Conquering the Climate challenge

The UN climate panel, the IPCC, has so far presented five reports summarising the scientific status of the climate. Previously a lot of the focus was on emissions from the energy used in transport, heating and industry. Research is now increasingly showing that we also must do something about how we build and produce everything from houses and cars to clothes – because that is responsible for nearly half of our emissions.

19 Mar 2021

The solution is a recycling society, in which we use the materials and raw materials that we have already produced several times instead of always producing new materials in a way that impacts on the climate. A report from the UN body, the International Resources Panel, showed last year that the greatest impact on the climate is from when materials are first produced.

That’s why we at the environmental services company, Ragn-Sells, are changing our old family company, with its roots in the nineteenth century, from being the end of the road for waste that is to be disposed of, to a raw materials supplier within a recycling society.

At Ragn-Sells we have already made some progress by coming up with new solutions for turning waste into resources. Take nitrogen, phosphorous and potassium – three nutrients that are essential in agriculture. We can extract nitrogen from leachate to produce nitrogen fertiliser.
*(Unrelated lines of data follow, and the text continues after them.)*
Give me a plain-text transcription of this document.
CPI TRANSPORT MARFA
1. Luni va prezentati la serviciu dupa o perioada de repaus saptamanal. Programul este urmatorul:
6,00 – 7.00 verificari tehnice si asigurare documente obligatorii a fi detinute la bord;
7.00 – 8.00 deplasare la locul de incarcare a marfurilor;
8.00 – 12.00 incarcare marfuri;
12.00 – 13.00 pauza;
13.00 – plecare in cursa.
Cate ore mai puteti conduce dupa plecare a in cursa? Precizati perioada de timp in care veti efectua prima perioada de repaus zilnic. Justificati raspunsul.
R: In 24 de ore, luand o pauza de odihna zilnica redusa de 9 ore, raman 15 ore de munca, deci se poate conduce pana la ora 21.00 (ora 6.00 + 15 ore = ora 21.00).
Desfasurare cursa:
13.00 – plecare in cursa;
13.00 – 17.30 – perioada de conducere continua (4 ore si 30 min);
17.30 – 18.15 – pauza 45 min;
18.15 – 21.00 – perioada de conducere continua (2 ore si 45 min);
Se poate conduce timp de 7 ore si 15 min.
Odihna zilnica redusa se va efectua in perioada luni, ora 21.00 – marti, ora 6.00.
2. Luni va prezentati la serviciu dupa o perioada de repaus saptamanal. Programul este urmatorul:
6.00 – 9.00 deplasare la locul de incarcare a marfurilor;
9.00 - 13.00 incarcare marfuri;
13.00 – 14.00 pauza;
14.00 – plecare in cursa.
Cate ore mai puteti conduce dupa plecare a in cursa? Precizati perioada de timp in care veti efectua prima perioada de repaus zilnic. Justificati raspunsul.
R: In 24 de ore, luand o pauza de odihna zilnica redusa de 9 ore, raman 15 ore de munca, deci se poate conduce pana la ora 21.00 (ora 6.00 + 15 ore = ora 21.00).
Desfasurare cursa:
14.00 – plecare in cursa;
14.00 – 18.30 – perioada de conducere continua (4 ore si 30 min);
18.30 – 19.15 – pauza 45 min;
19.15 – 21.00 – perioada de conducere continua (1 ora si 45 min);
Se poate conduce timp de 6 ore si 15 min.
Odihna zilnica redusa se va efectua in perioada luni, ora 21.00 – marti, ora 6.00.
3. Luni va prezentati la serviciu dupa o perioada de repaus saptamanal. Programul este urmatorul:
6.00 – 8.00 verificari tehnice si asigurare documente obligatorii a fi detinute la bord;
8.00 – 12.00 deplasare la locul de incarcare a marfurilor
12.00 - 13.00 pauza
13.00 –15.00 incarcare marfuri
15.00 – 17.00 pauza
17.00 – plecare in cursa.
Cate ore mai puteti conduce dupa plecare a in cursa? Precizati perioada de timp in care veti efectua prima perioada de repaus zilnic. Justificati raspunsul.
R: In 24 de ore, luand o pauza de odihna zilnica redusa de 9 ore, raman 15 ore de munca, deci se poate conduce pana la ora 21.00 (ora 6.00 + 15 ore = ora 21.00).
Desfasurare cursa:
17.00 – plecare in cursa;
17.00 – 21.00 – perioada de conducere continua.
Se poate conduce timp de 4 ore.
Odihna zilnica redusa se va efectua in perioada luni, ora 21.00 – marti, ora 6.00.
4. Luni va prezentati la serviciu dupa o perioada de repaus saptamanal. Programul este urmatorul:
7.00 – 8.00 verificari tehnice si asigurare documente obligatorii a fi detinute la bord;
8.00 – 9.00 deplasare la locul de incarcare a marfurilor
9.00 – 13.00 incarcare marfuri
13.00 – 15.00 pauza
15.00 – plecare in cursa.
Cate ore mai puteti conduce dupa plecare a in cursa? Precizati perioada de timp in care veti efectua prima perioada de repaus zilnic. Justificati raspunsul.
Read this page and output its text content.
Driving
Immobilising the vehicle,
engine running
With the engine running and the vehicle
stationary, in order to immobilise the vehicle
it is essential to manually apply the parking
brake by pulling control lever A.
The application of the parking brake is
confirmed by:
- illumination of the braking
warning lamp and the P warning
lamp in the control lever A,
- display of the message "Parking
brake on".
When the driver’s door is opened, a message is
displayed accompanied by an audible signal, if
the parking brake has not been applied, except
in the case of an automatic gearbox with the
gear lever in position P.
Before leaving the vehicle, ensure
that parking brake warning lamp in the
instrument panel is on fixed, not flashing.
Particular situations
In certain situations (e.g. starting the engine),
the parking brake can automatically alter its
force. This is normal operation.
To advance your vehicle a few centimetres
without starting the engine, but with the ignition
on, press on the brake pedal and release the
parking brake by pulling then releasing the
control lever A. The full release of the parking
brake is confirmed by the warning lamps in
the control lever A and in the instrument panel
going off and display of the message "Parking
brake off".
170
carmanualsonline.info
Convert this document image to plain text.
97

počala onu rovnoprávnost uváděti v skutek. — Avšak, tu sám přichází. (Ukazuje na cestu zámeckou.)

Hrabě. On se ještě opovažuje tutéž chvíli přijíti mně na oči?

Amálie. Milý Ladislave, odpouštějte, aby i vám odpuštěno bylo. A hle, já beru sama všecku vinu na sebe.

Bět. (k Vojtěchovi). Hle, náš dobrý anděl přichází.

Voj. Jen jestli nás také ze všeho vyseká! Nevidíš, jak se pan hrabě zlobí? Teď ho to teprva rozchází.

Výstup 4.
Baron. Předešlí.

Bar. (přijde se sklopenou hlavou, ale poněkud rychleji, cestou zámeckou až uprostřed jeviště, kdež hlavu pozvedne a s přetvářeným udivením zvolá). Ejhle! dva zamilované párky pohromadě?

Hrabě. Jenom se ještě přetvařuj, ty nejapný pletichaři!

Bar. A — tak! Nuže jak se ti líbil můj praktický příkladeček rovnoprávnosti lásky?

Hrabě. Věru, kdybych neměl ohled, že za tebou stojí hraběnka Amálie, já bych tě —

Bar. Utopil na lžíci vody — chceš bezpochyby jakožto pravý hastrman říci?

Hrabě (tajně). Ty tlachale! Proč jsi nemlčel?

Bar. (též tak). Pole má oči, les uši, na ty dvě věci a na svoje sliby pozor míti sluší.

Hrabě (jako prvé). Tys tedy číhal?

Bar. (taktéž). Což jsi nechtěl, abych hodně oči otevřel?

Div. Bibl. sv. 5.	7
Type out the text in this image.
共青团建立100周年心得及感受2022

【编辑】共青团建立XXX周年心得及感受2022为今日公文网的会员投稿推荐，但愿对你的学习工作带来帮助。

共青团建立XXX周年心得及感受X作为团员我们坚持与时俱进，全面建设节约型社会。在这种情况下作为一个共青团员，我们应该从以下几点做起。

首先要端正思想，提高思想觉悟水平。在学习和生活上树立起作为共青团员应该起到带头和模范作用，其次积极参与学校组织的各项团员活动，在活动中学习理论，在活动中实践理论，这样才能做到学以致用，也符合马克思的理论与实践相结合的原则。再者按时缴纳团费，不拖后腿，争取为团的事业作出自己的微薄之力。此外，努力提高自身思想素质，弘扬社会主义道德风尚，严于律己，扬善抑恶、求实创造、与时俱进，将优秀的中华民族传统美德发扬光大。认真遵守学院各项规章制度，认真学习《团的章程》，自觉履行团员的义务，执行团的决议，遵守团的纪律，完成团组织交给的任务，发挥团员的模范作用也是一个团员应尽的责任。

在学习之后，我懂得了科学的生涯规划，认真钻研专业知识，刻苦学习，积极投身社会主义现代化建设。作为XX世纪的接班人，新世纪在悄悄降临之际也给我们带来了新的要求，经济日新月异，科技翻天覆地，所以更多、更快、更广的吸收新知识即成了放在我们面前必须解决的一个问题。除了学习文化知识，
Nitrogen fertiliser is currently produced using a technique that won the 1918 Nobel Prize, long before the environment became humankind’s biggest problem, and it is a technique that creates enormous amounts of emissions. We can extract high-quality phosphorous from waste sludge, instead of mining it in a process that also sees toxins such as cadmium finding their way onto our plates. We can extract potassium from fly ash, which is a waste product left over from waste incineration.

Currently, 18 heavy truck-and-trailer units drive between Sweden and Norway every day, carrying fly ash that is dumped in an old lime-stone quarry on an island in the Oslo fjord. It is hard to imagine a less circular way of dealing with both valuable raw materials and harmful substances. We can’t replace nitrogen, phosphorous and potassium; the only way to secure their supply is to create cycles and to repeatedly re-use our nutrients.

Sweden has decided to take the lead and to stimulate the development of technologies that make it possible to turn today’s waste into usable resources. This reduces the need for raw materials and so allows us to significantly reduce out emissions resulting from our consumption. At the same time this will create new jobs and good export opportunities for both technology and recovered raw materials.

However, to do this we need to overcome a whole lot of obstacles. Items that come to us for recycling are often made in a way that makes it difficult to recover all the materials, or they contain harmful substances that must be taken out of the loop.

This is where thoughtful design is needed, where a product’s life after use is included from the very beginning of the design process. Above all, we need new regulations that make it economically smart to concentrate on recovered materials instead of always producing new ones.